De Man in het Ermenegildo Zegnapak

 

Manuel Kneepkens - Noordermaasberichten
Nummer 203 - 13 juli 2021

 


 

 

De Man in het Ermenegildo Zegnapak

 

 

Nederlandse schrijvers kleden zich bedroevend slecht, volgens Arno Kantelberg, hoofdredacteur van lifestyle magazine Esquire. “Schrijvers, stijl zit ook in uw kleding!” Eigenlijk kon alleen Jules Deelder op Kantelbergs bewondering rekenen.

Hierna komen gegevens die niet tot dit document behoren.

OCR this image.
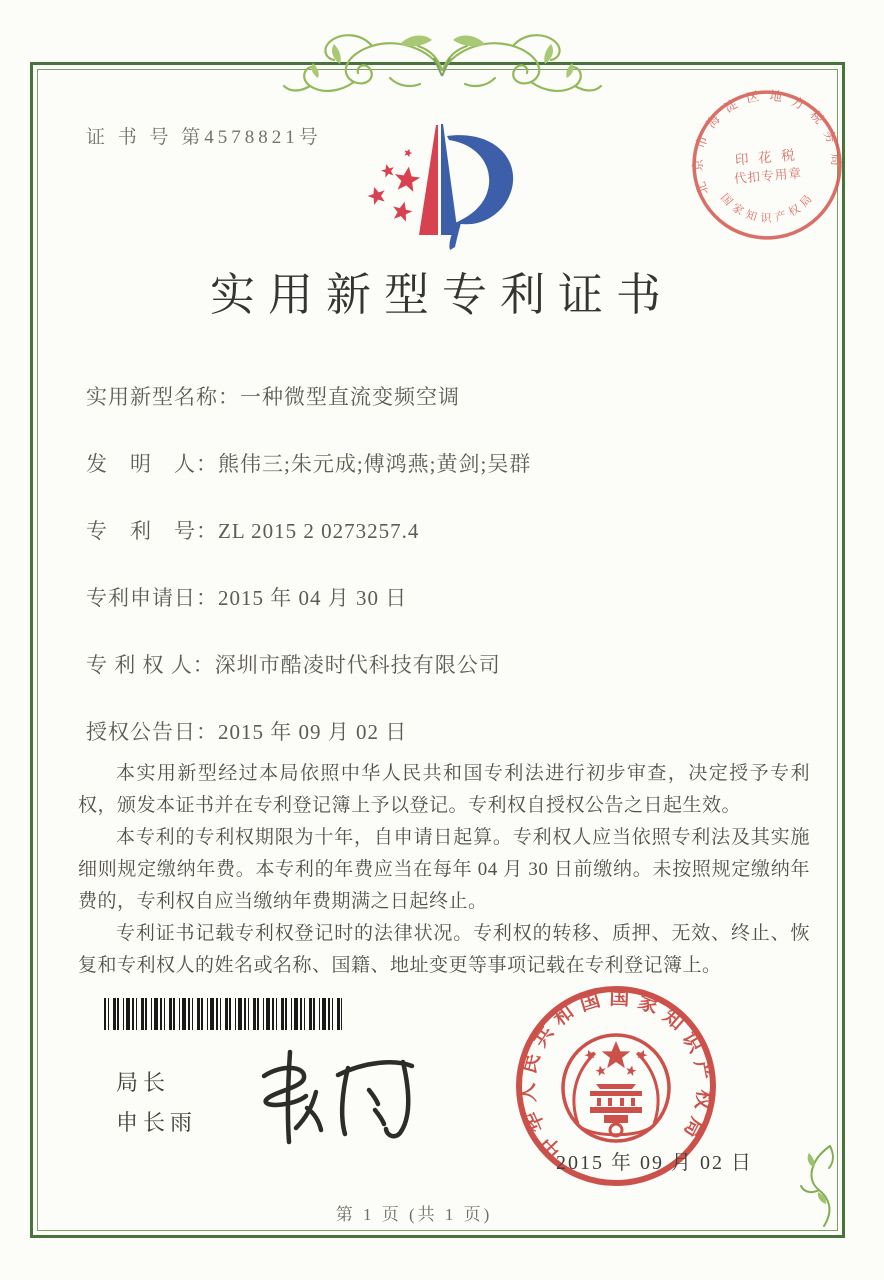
证 书 号 第4578821号
北京市海淀区地方税务局
国家知识产权局
印 花 税
代扣专用章
实用新型专利证书
实用新型名称：一种微型直流变频空调
发　明　人：熊伟三;朱元成;傅鸿燕;黄剑;吴群
专　利　号：ZL 2015 2 0273257.4
专利申请日：2015 年 04 月 30 日
专 利 权 人：深圳市酷凌时代科技有限公司
授权公告日：2015 年 09 月 02 日

本实用新型经过本局依照中华人民共和国专利法进行初步审查，决定授予专利权，颁发本证书并在专利登记簿上予以登记。专利权自授权公告之日起生效。

本专利的专利权期限为十年，自申请日起算。专利权人应当依照专利法及其实施细则规定缴纳年费。本专利的年费应当在每年 04 月 30 日前缴纳。未按照规定缴纳年费的，专利权自应当缴纳年费期满之日起终止。

专利证书记载专利权登记时的法律状况。专利权的转移、质押、无效、终止、恢复和专利权人的姓名或名称、国籍、地址变更等事项记载在专利登记簿上。

局长
申长雨
中华人民共和国国家知识产权局
2015 年 09 月 02 日
第 1 页 (共 1 页)
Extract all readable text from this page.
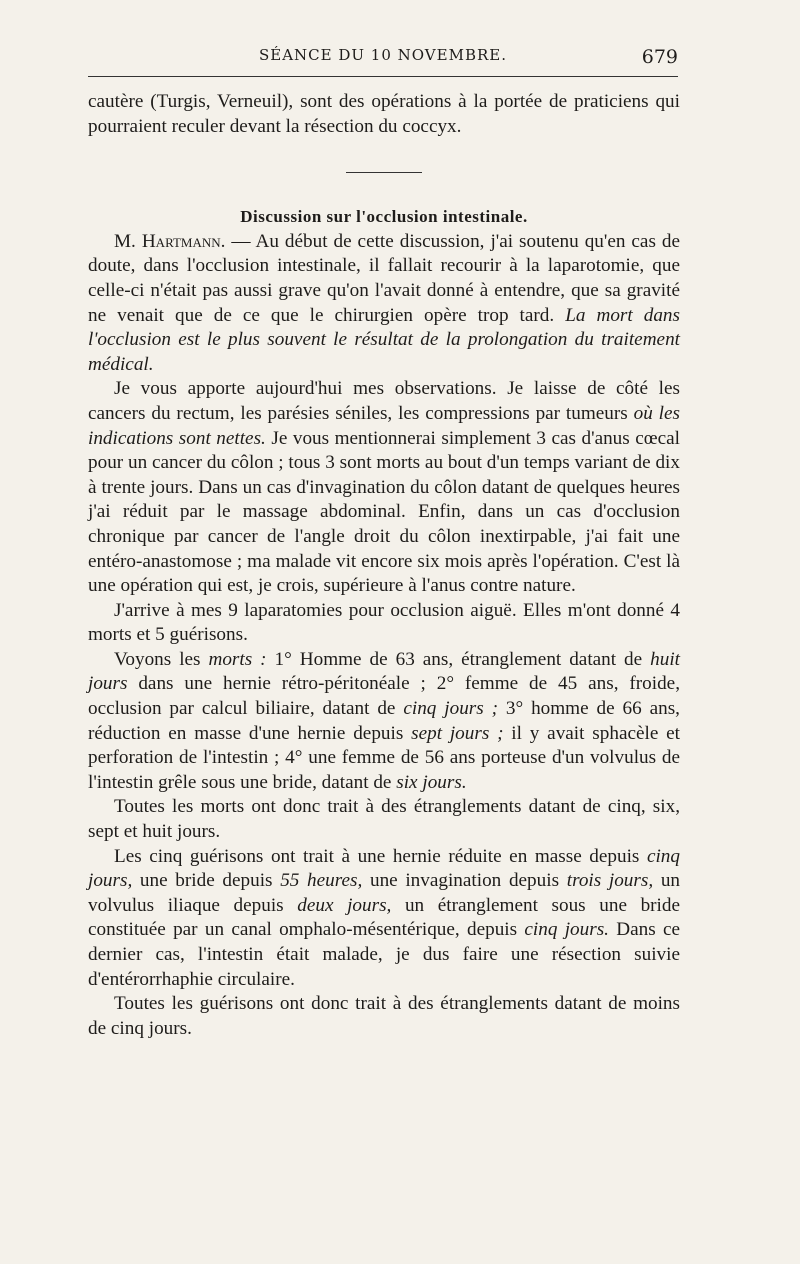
SÉANCE DU 10 NOVEMBRE.	679

cautère (Turgis, Verneuil), sont des opérations à la portée de praticiens qui pourraient reculer devant la résection du coccyx.

Discussion sur l'occlusion intestinale.

M. Hartmann. — Au début de cette discussion, j'ai soutenu qu'en cas de doute, dans l'occlusion intestinale, il fallait recourir à la laparotomie, que celle-ci n'était pas aussi grave qu'on l'avait donné à entendre, que sa gravité ne venait que de ce que le chirurgien opère trop tard. La mort dans l'occlusion est le plus souvent le résultat de la prolongation du traitement médical.

Je vous apporte aujourd'hui mes observations. Je laisse de côté les cancers du rectum, les parésies séniles, les compressions par tumeurs où les indications sont nettes. Je vous mentionnerai simplement 3 cas d'anus cœcal pour un cancer du côlon ; tous 3 sont morts au bout d'un temps variant de dix à trente jours. Dans un cas d'invagination du côlon datant de quelques heures j'ai réduit par le massage abdominal. Enfin, dans un cas d'occlusion chronique par cancer de l'angle droit du côlon inextirpable, j'ai fait une entéro-anastomose ; ma malade vit encore six mois après l'opération. C'est là une opération qui est, je crois, supérieure à l'anus contre nature.

J'arrive à mes 9 laparatomies pour occlusion aiguë. Elles m'ont donné 4 morts et 5 guérisons.

Voyons les morts : 1° Homme de 63 ans, étranglement datant de huit jours dans une hernie rétro-péritonéale ; 2° femme de 45 ans, froide, occlusion par calcul biliaire, datant de cinq jours ; 3° homme de 66 ans, réduction en masse d'une hernie depuis sept jours ; il y avait sphacèle et perforation de l'intestin ; 4° une femme de 56 ans porteuse d'un volvulus de l'intestin grêle sous une bride, datant de six jours.

Toutes les morts ont donc trait à des étranglements datant de cinq, six, sept et huit jours.

Les cinq guérisons ont trait à une hernie réduite en masse depuis cinq jours, une bride depuis 55 heures, une invagination depuis trois jours, un volvulus iliaque depuis deux jours, un étranglement sous une bride constituée par un canal omphalo-mésentérique, depuis cinq jours. Dans ce dernier cas, l'intestin était malade, je dus faire une résection suivie d'entérorrhaphie circulaire.

Toutes les guérisons ont donc trait à des étranglements datant de moins de cinq jours.
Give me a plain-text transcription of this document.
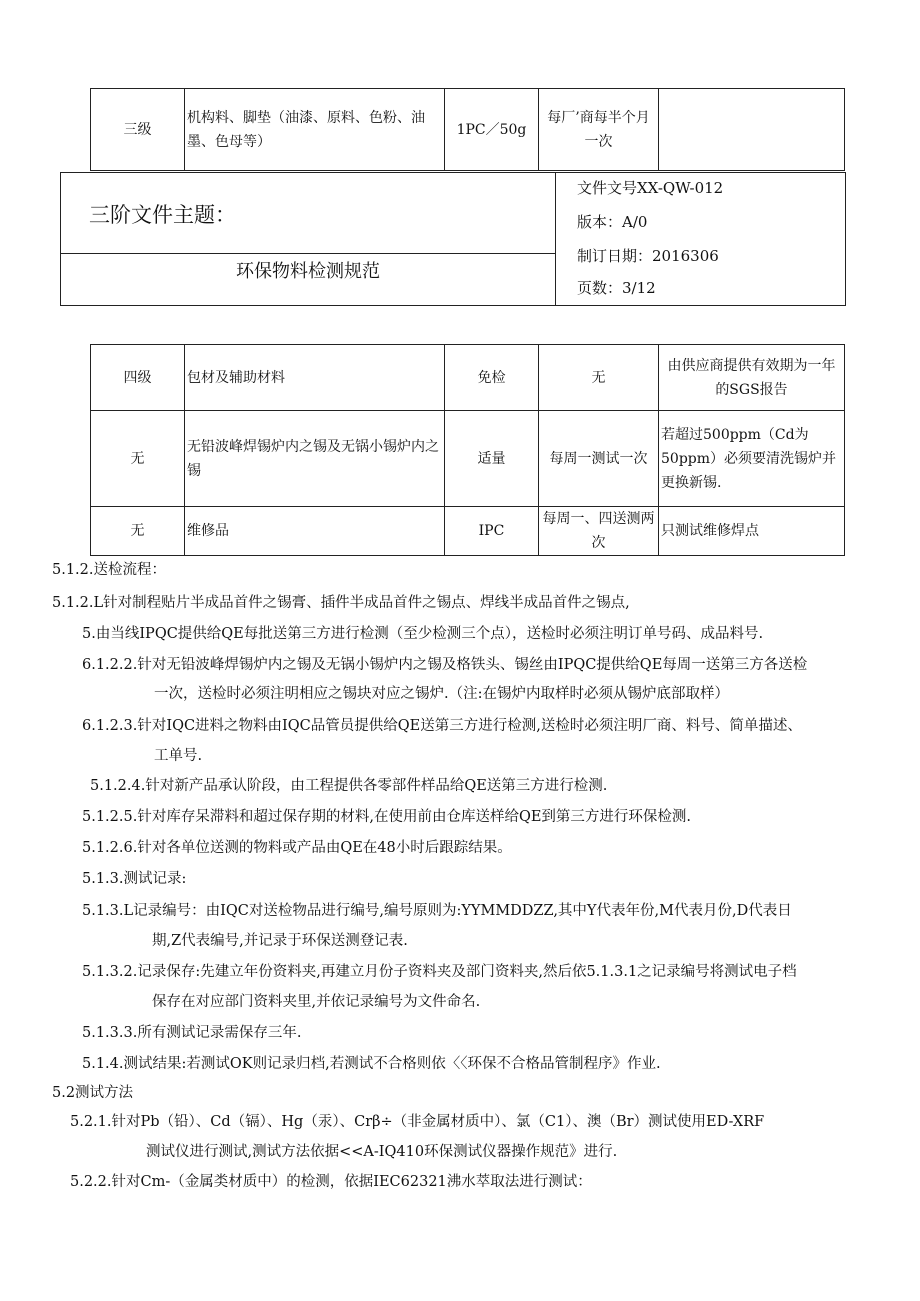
三级	机构料、脚垫（油漆、原料、色粉、油墨、色母等）	1PC／50g	每厂’商每半个月一次	
三阶文件主题：
环保物料检测规范
文件文号XX-QW-012
版本：A/0
制订日期：2016306
页数：3/12
四级	包材及辅助材料	免检	无	由供应商提供有效期为一年的SGS报告
无	无铅波峰焊锡炉内之锡及无锅小锡炉内之锡	适量	每周一测试一次	若超过500ppm（Cd为50ppm）必须要清洗锡炉并更换新锡.
无	维修品	IPC	每周一、四送测两次	只测试维修焊点
5.1.2.送检流程：
5.1.2.L针对制程贴片半成品首件之锡膏、插件半成品首件之锡点、焊线半成品首件之锡点,
5.由当线IPQC提供给QE每批送第三方进行检测（至少检测三个点），送检时必须注明订单号码、成品料号.
6.1.2.2.针对无铅波峰焊锡炉内之锡及无锅小锡炉内之锡及格铁头、锡丝由IPQC提供给QE每周一送第三方各送检
一次，送检时必须注明相应之锡块对应之锡炉.（注:在锡炉内取样时必须从锡炉底部取样）
6.1.2.3.针对IQC进料之物料由IQC品管员提供给QE送第三方进行检测,送检时必须注明厂商、料号、简单描述、
工单号.
5.1.2.4.针对新产品承认阶段，由工程提供各零部件样品给QE送第三方进行检测.
5.1.2.5.针对库存呆滞料和超过保存期的材料,在使用前由仓库送样给QE到第三方进行环保检测.
5.1.2.6.针对各单位送测的物料或产品由QE在48小时后跟踪结果。
5.1.3.测试记录:
5.1.3.L记录编号：由IQC对送检物品进行编号,编号原则为:YYMMDDZZ,其中Y代表年份,M代表月份,D代表日
期,Z代表编号,并记录于环保送测登记表.
5.1.3.2.记录保存:先建立年份资料夹,再建立月份子资料夹及部门资料夹,然后依5.1.3.1之记录编号将测试电子档
保存在对应部门资料夹里,并依记录编号为文件命名.
5.1.3.3.所有测试记录需保存三年.
5.1.4.测试结果:若测试OK则记录归档,若测试不合格则依〈〈环保不合格品管制程序》作业.
5.2测试方法
5.2.1.针对Pb（铅）、Cd（镉）、Hg（汞）、Crβ÷（非金属材质中）、氯（C1）、澳（Br）测试使用ED-XRF
测试仪进行测试,测试方法依据<<A-IQ410环保测试仪器操作规范》进行.
5.2.2.针对Cm-（金属类材质中）的检测，依据IEC62321沸水萃取法进行测试：
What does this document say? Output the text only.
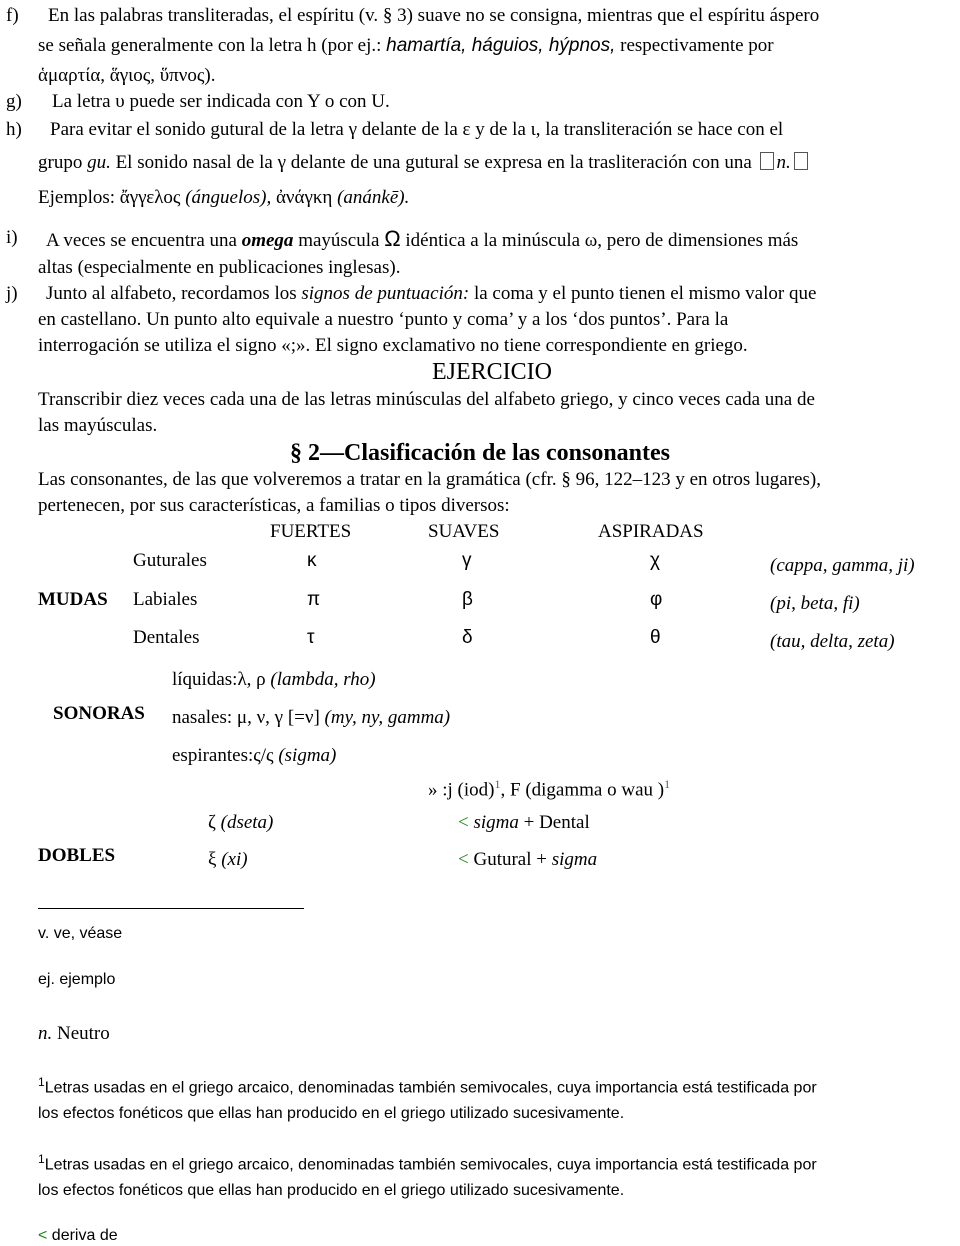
f) En las palabras transliteradas, el espíritu (v. § 3) suave no se consigna, mientras que el espíritu áspero
se señala generalmente con la letra h (por ej.: hamartía, háguios, hýpnos, respectivamente por
ἁμαρτία, ἅγιος, ὕπνος).
g) La letra υ puede ser indicada con Y o con U.
h) Para evitar el sonido gutural de la letra γ delante de la ε y de la ι, la transliteración se hace con el
grupo gu. El sonido nasal de la γ delante de una gutural se expresa en la trasliteración con una n.
Ejemplos: ἄγγελος (ánguelos), ἀνάγκη (anánkē).
i) A veces se encuentra una omega mayúscula Ω idéntica a la minúscula ω, pero de dimensiones más
altas (especialmente en publicaciones inglesas).
j) Junto al alfabeto, recordamos los signos de puntuación: la coma y el punto tienen el mismo valor que
en castellano. Un punto alto equivale a nuestro ‘punto y coma’ y a los ‘dos puntos’. Para la
interrogación se utiliza el signo «;». El signo exclamativo no tiene correspondiente en griego.
EJERCICIO
Transcribir diez veces cada una de las letras minúsculas del alfabeto griego, y cinco veces cada una de
las mayúsculas.
§ 2—Clasificación de las consonantes
Las consonantes, de las que volveremos a tratar en la gramática (cfr. § 96, 122–123 y en otros lugares),
pertenecen, por sus características, a familias o tipos diversos:
FUERTES	SUAVES	ASPIRADAS
Guturales	κ	γ	χ	(cappa, gamma, ji)
MUDAS Labiales	π	β	φ	(pi, beta, fi)
Dentales	τ	δ	θ	(tau, delta, zeta)
líquidas:λ, ρ (lambda, rho)
SONORAS nasales: μ, ν, γ [=ν] (my, ny, gamma)
espirantes:ς/ς (sigma)
» :j (iod)$^1$, F (digamma o wau )$^1$
ζ (dseta)	< sigma + Dental
DOBLES	ξ (xi)	< Gutural + sigma
v. ve, véase
ej. ejemplo
n. Neutro
$^1$Letras usadas en el griego arcaico, denominadas también semivocales, cuya importancia está testificada por
los efectos fonéticos que ellas han producido en el griego utilizado sucesivamente.
$^1$Letras usadas en el griego arcaico, denominadas también semivocales, cuya importancia está testificada por
los efectos fonéticos que ellas han producido en el griego utilizado sucesivamente.
< deriva de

“Terwijl zijn collega’s in de jaren zeventig lang en onbestemd haar droegen, kamde hij het plat naar achteren. Hij onderscheidde zich ook met zijden shawls, monocle, en korte fluwelen jasjes, altijd op z’n Italiaans, zonder split van achteren. Zijn directe voorgangers zijn Harry Mulisch en Couperus, geaffecteerde ijdeltuiten, dandy’s, tot leven gekomen romanpersonages.”

Voor der rest van schrijversbent geldt volgens Kantelberg, met name voor Arnon Grunberg en Ilja Leonard Pfeiffer ( ‘de Zigeunerkoning van Genua’) : “ Het lijkt soms wel alsof er voor schrijvers een taboe op rust om met hun uiterlijk bezig te zijn, alsof je dan oppervlakkig bent. ”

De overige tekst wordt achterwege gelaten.